« La réduction du niveau d’erreur est une évolution positive, mais les irrégularités de dépenses du budget européen restent encore trop nombreuses », a déclaré Tony Murphy, le président de la Cour. « Cette situation est imputable aux faiblesses persistantes des structures de surveillance et de reddition des comptes. Alors que s’esquisse le budget européen à long terme pour l’après-2027, les décideurs politiques doivent tirer les leçons de nos conclusions pour garantir la viabilité et la transparence des futurs budgets de l’UE.
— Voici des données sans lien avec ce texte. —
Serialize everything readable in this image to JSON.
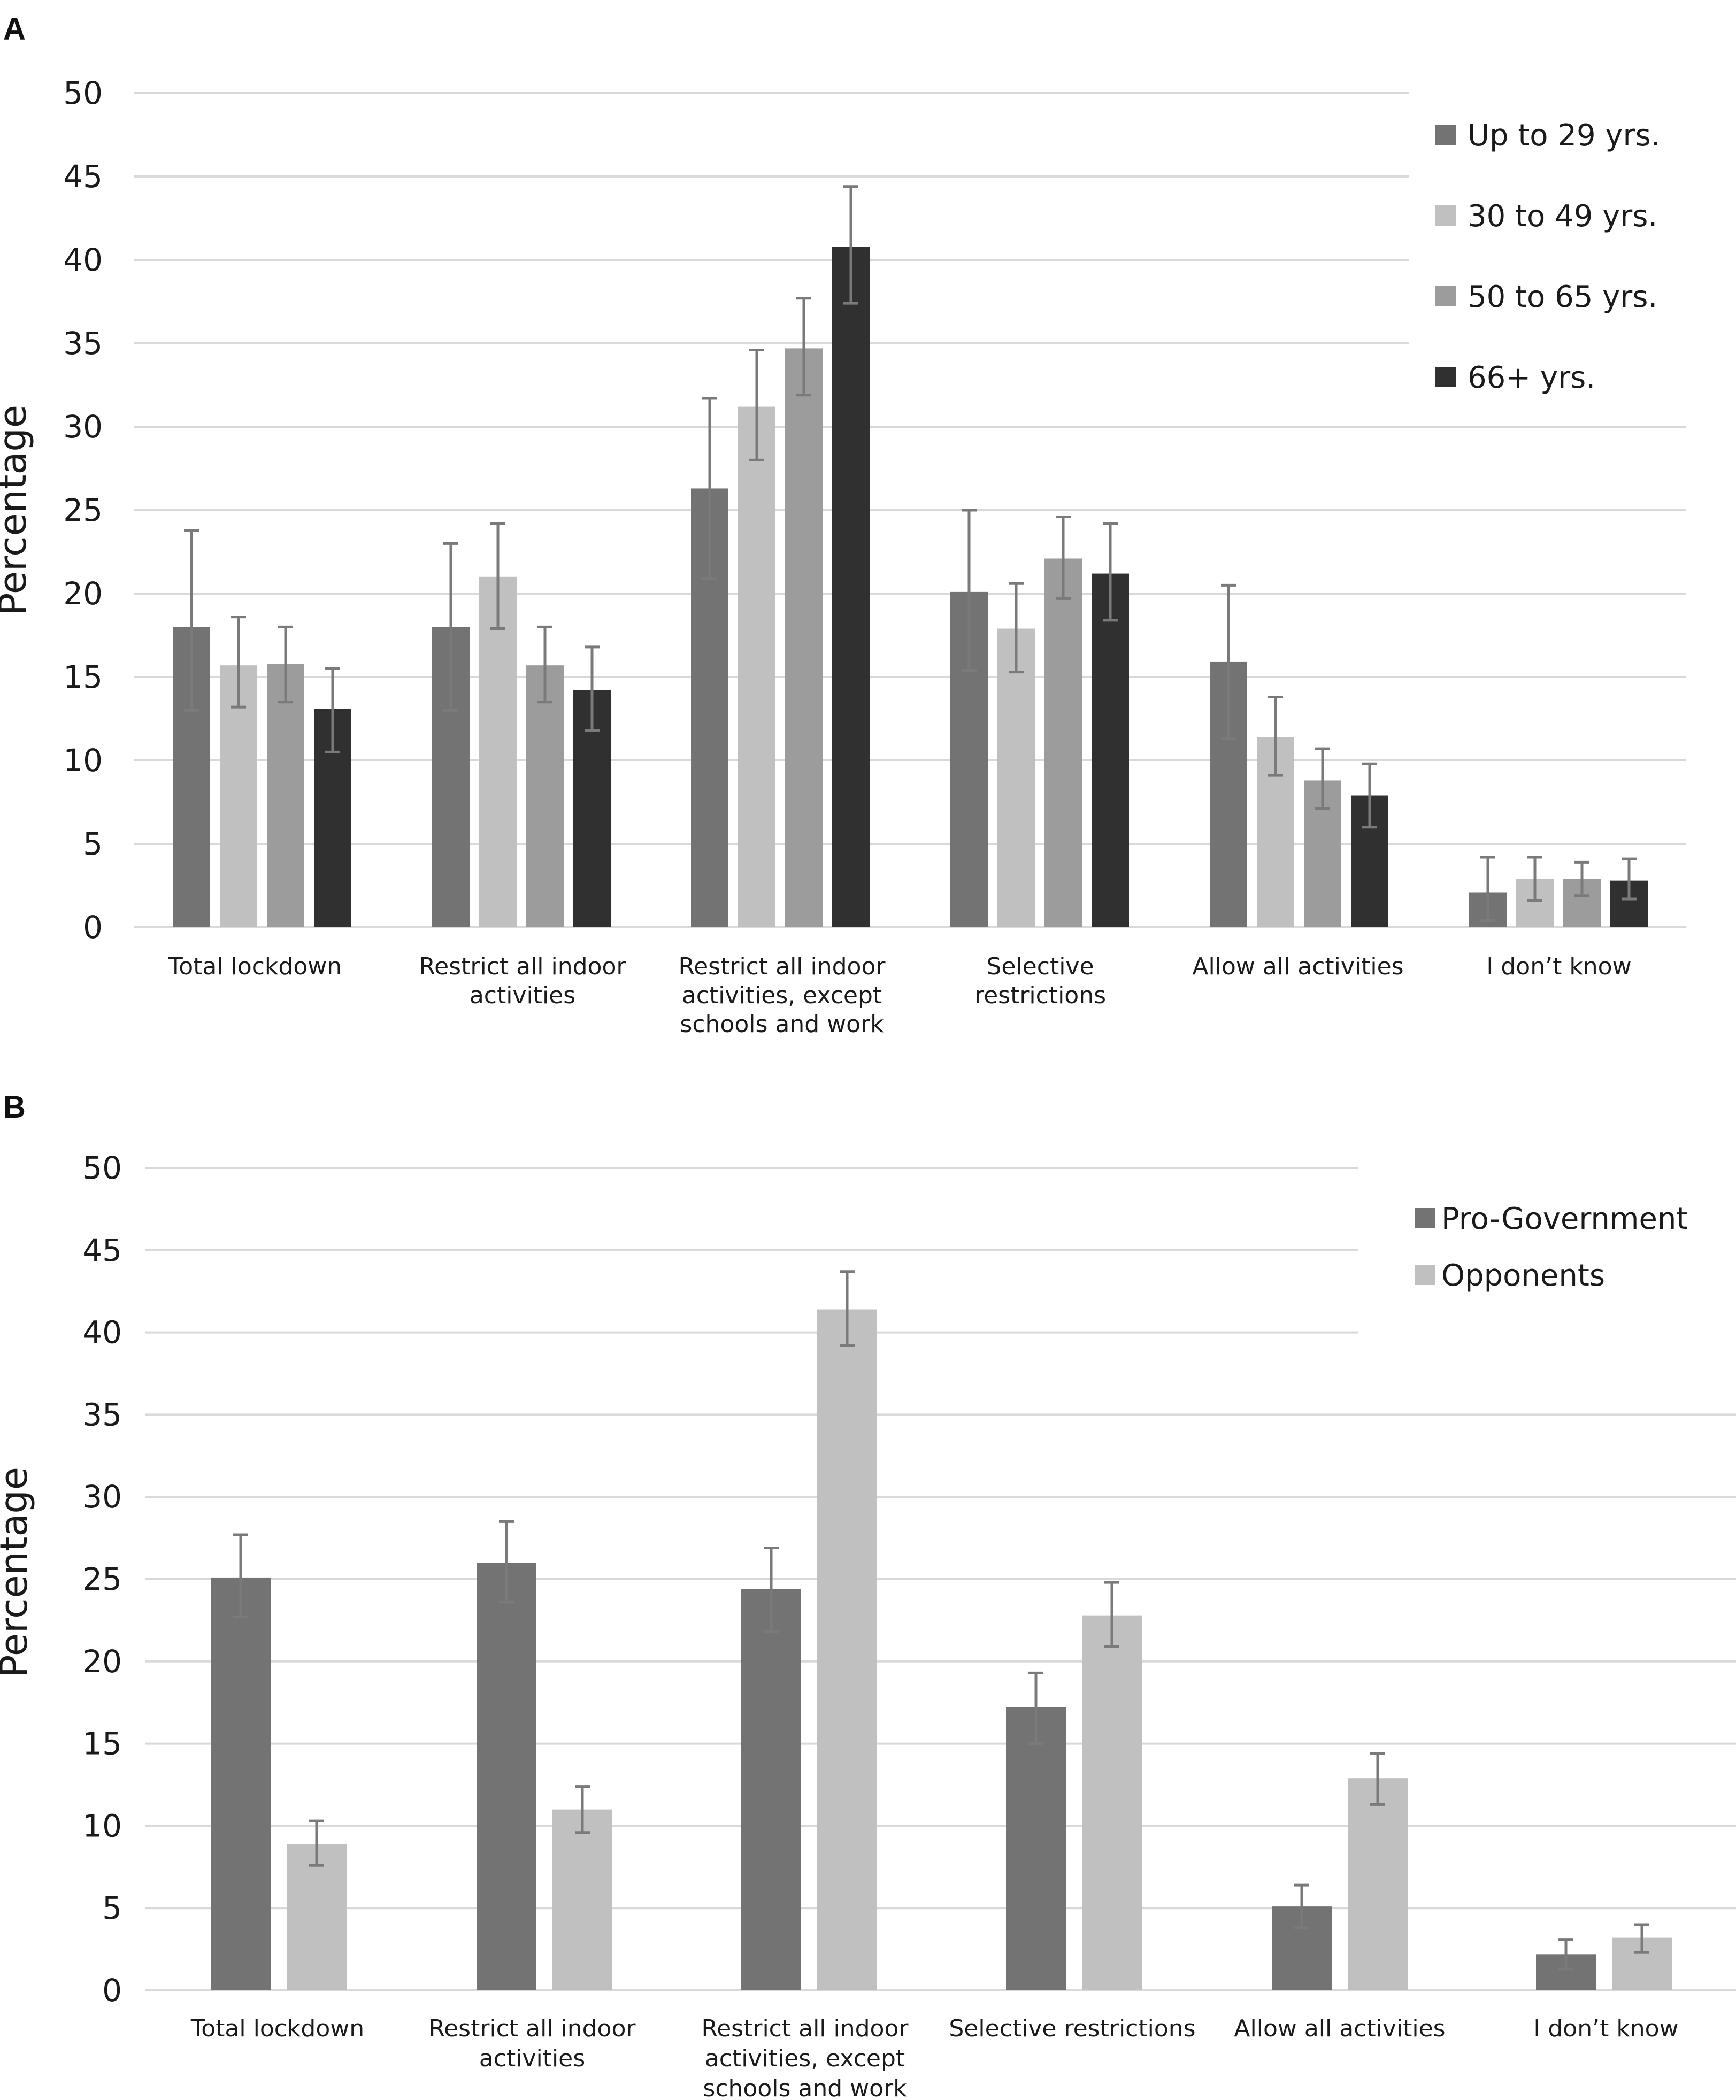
{
  "chart_data": [
    {
      "panel": "A",
      "type": "bar",
      "ylabel": "Percentage",
      "ylim": [
        0,
        50
      ],
      "yticks": [
        "0",
        "5",
        "10",
        "15",
        "20",
        "25",
        "30",
        "35",
        "40",
        "45",
        "50"
      ],
      "categories": [
        [
          "Total lockdown"
        ],
        [
          "Restrict all indoor",
          "activities"
        ],
        [
          "Restrict all indoor",
          "activities, except",
          "schools and work"
        ],
        [
          "Selective",
          "restrictions"
        ],
        [
          "Allow all activities"
        ],
        [
          "I don’t know"
        ]
      ],
      "series": [
        {
          "name": "Up to 29 yrs.",
          "color": "#737373",
          "values": [
            18,
            18,
            26.3,
            20.1,
            15.9,
            2.1
          ],
          "err_low": [
            13,
            13,
            20.9,
            15.4,
            11.3,
            0.4
          ],
          "err_high": [
            23.8,
            23,
            31.7,
            25,
            20.5,
            4.2
          ]
        },
        {
          "name": "30 to 49 yrs.",
          "color": "#c0c0c0",
          "values": [
            15.7,
            21,
            31.2,
            17.9,
            11.4,
            2.9
          ],
          "err_low": [
            13.2,
            17.9,
            28,
            15.3,
            9.1,
            1.6
          ],
          "err_high": [
            18.6,
            24.2,
            34.6,
            20.6,
            13.8,
            4.2
          ]
        },
        {
          "name": "50 to 65 yrs.",
          "color": "#9c9c9c",
          "values": [
            15.8,
            15.7,
            34.7,
            22.1,
            8.8,
            2.9
          ],
          "err_low": [
            13.5,
            13.5,
            31.9,
            19.7,
            7.1,
            1.9
          ],
          "err_high": [
            18,
            18,
            37.7,
            24.6,
            10.7,
            3.9
          ]
        },
        {
          "name": "66+ yrs.",
          "color": "#303030",
          "values": [
            13.1,
            14.2,
            40.8,
            21.2,
            7.9,
            2.8
          ],
          "err_low": [
            10.5,
            11.8,
            37.4,
            18.4,
            6,
            1.7
          ],
          "err_high": [
            15.5,
            16.8,
            44.4,
            24.2,
            9.8,
            4.1
          ]
        }
      ]
    },
    {
      "panel": "B",
      "type": "bar",
      "ylabel": "Percentage",
      "ylim": [
        0,
        50
      ],
      "yticks": [
        "0",
        "5",
        "10",
        "15",
        "20",
        "25",
        "30",
        "35",
        "40",
        "45",
        "50"
      ],
      "categories": [
        [
          "Total lockdown"
        ],
        [
          "Restrict all indoor",
          "activities"
        ],
        [
          "Restrict all indoor",
          "activities, except",
          "schools and work"
        ],
        [
          "Selective restrictions"
        ],
        [
          "Allow all activities"
        ],
        [
          "I don’t know"
        ]
      ],
      "series": [
        {
          "name": "Pro-Government",
          "color": "#737373",
          "values": [
            25.1,
            26,
            24.4,
            17.2,
            5.1,
            2.2
          ],
          "err_low": [
            22.7,
            23.6,
            21.8,
            15,
            3.8,
            1.3
          ],
          "err_high": [
            27.7,
            28.5,
            26.9,
            19.3,
            6.4,
            3.1
          ]
        },
        {
          "name": "Opponents",
          "color": "#c0c0c0",
          "values": [
            8.9,
            11,
            41.4,
            22.8,
            12.9,
            3.2
          ],
          "err_low": [
            7.6,
            9.6,
            39.2,
            20.9,
            11.3,
            2.3
          ],
          "err_high": [
            10.3,
            12.4,
            43.7,
            24.8,
            14.4,
            4
          ]
        }
      ]
    }
  ]
}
La Cour des comptes européenne salue une amélioration notable dans la gestion des finances de l’Union, tout en rappelant que la vigilance reste de mise. Dans son rapport annuel 2024, l’institution basée à Luxembourg valide la fiabilité des comptes et la régularité des recettes, mais émet une opinion défavorable sur les dépenses et une opinion « avec réserve » sur la Facilité pour la reprise et la résilience, le cœur du plan de relance post-Covid.
Si le taux d’erreur estimatif recule à 3,6 %, contre 5,6 % un an plus tôt, il demeure supérieur au seuil de signification de 2 % qui distingue les irrégularités isolées des problèmes systémiques. Les auditeurs européens pointent les mêmes fragilités que les années précédentes : des erreurs concentrées dans les politiques de cohésion et agricoles, là où les règles sont les plus complexes et les contrôles les plus lourds. La majorité des écarts identifiés relèvent de coûts inéligibles, de marchés publics non conformes ou de défaillances administratives dans les États membres. La Cour souligne que ces erreurs ne traduisent pas une fraude, mais une non-conformité aux règles financières de l’Union. Dix-neuf cas ont toutefois été transmis à l’Office européen de lutte antifraude, dont six font l’objet d’enquêtes, et sept au Parquet européen.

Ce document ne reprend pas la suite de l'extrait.